7) The Starer: He knows you’re Pakistani. He’s Pakistani. Instead of creating conversation… you’ll just stare at each other.

8) The Holder: You can’t blame this kid. Pakistan has left an enormous imprint on him. Despite being plastered on Thirsty Thursday, this trooper always makes it to Jummah. Hungover… but holy.

9) The Foodie: This is my favorite kind. This one is always down to get chicken korma or mango kulfi anytime, anywhere. No distance is too great, no time is too late.

10) The Good Kid: This is the type of person your parents want you to be friends with. Actually, this is who you should be. This kid hangs out with the straightedge goras, because much to his dismay, all the Pakistanis are corrupted. They can be spotted in the library, in the dormitories, or… the library. If they don’t have exams, they may be at MSA meetings too.

11) The Revolutionary: “Man, America is great. The power never goes out, the girls are hot, the streets are clean.

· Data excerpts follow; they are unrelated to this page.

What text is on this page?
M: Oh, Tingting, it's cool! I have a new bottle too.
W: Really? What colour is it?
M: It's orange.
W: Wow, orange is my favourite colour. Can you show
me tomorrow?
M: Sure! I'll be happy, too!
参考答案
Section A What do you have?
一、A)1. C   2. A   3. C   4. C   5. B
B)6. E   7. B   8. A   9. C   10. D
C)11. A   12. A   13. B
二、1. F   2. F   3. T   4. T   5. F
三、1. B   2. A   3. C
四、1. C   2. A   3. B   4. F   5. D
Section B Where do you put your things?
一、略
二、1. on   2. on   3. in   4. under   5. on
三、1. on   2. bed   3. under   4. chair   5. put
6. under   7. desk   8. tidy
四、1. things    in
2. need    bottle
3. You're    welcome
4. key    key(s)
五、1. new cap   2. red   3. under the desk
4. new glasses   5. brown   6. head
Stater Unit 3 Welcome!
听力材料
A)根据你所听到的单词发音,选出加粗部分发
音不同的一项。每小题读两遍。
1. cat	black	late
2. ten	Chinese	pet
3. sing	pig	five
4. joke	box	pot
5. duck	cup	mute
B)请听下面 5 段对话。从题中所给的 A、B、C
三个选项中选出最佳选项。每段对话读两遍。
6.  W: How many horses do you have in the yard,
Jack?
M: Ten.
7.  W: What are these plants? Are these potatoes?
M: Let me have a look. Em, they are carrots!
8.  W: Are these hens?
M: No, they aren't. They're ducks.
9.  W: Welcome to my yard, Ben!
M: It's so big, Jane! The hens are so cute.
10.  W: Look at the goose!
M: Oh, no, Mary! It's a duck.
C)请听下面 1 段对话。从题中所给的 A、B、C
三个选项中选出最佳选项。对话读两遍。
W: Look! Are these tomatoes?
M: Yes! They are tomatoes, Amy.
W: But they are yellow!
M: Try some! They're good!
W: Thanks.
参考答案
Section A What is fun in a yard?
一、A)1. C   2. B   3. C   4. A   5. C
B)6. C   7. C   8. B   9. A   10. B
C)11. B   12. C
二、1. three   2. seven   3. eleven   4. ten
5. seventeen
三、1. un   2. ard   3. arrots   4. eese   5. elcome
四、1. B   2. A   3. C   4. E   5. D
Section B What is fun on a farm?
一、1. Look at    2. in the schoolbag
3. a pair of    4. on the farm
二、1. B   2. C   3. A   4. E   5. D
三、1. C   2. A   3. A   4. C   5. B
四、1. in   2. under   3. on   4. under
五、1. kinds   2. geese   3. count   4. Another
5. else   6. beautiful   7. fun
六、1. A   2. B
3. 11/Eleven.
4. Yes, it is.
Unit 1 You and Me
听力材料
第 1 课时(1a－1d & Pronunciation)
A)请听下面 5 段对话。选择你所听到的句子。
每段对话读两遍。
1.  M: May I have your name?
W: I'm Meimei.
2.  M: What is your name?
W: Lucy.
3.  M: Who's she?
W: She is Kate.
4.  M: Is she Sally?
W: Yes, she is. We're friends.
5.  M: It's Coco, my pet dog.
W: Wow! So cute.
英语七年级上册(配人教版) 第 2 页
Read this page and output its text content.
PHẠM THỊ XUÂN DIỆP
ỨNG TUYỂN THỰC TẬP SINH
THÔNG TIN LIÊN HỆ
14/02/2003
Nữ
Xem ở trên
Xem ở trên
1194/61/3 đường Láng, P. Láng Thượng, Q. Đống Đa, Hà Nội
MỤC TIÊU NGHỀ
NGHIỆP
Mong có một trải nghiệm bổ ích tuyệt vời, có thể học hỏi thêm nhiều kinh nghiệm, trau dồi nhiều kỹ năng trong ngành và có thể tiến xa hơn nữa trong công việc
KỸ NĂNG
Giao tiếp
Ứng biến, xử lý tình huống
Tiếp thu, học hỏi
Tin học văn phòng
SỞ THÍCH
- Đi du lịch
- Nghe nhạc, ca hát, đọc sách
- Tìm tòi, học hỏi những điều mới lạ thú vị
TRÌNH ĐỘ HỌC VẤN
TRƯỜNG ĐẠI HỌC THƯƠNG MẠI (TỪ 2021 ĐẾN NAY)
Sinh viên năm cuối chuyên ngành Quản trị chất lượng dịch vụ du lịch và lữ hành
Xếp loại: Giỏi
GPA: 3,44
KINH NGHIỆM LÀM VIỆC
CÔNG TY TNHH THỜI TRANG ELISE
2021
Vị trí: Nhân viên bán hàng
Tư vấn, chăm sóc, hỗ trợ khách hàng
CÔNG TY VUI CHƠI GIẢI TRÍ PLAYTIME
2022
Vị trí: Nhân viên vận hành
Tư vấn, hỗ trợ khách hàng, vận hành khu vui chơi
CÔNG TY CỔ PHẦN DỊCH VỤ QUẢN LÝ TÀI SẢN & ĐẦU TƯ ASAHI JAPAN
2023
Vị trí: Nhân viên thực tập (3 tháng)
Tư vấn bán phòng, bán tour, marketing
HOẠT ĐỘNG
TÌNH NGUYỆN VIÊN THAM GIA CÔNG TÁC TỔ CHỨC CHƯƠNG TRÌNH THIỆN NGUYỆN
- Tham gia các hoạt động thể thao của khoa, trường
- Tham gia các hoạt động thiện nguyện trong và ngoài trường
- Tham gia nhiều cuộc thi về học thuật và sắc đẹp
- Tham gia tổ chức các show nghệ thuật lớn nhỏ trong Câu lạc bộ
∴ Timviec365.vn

I’m going to make Pakistan like this.” Good luck.

12) The Music Major: His parents tell everyone he’s becoming an engineer. Little do they know, little Bilal is becoming B-Pak and trying to “create a dynamic fusion between eastern instrumentals and western rock and roll”.

13) The Indian: Perhaps its because of a lack of Pakistanis on campus, a reluctancy to share your drinking habits with fellow countrymen, or maybe just love for the neighbors, the Indian is a Pakistani who believes 1947 never existed. “We’re all the same man.” They can be found at bhangra practice, distributing pamphlets for the ISA, or grabbing some langar with the Sikhs. The Indian knows no borders.

You’re sure to encounter at least a few of these in their 4, maybe 6 year undergraduate careers. If you have come across others not mentioned above, feel free to comment.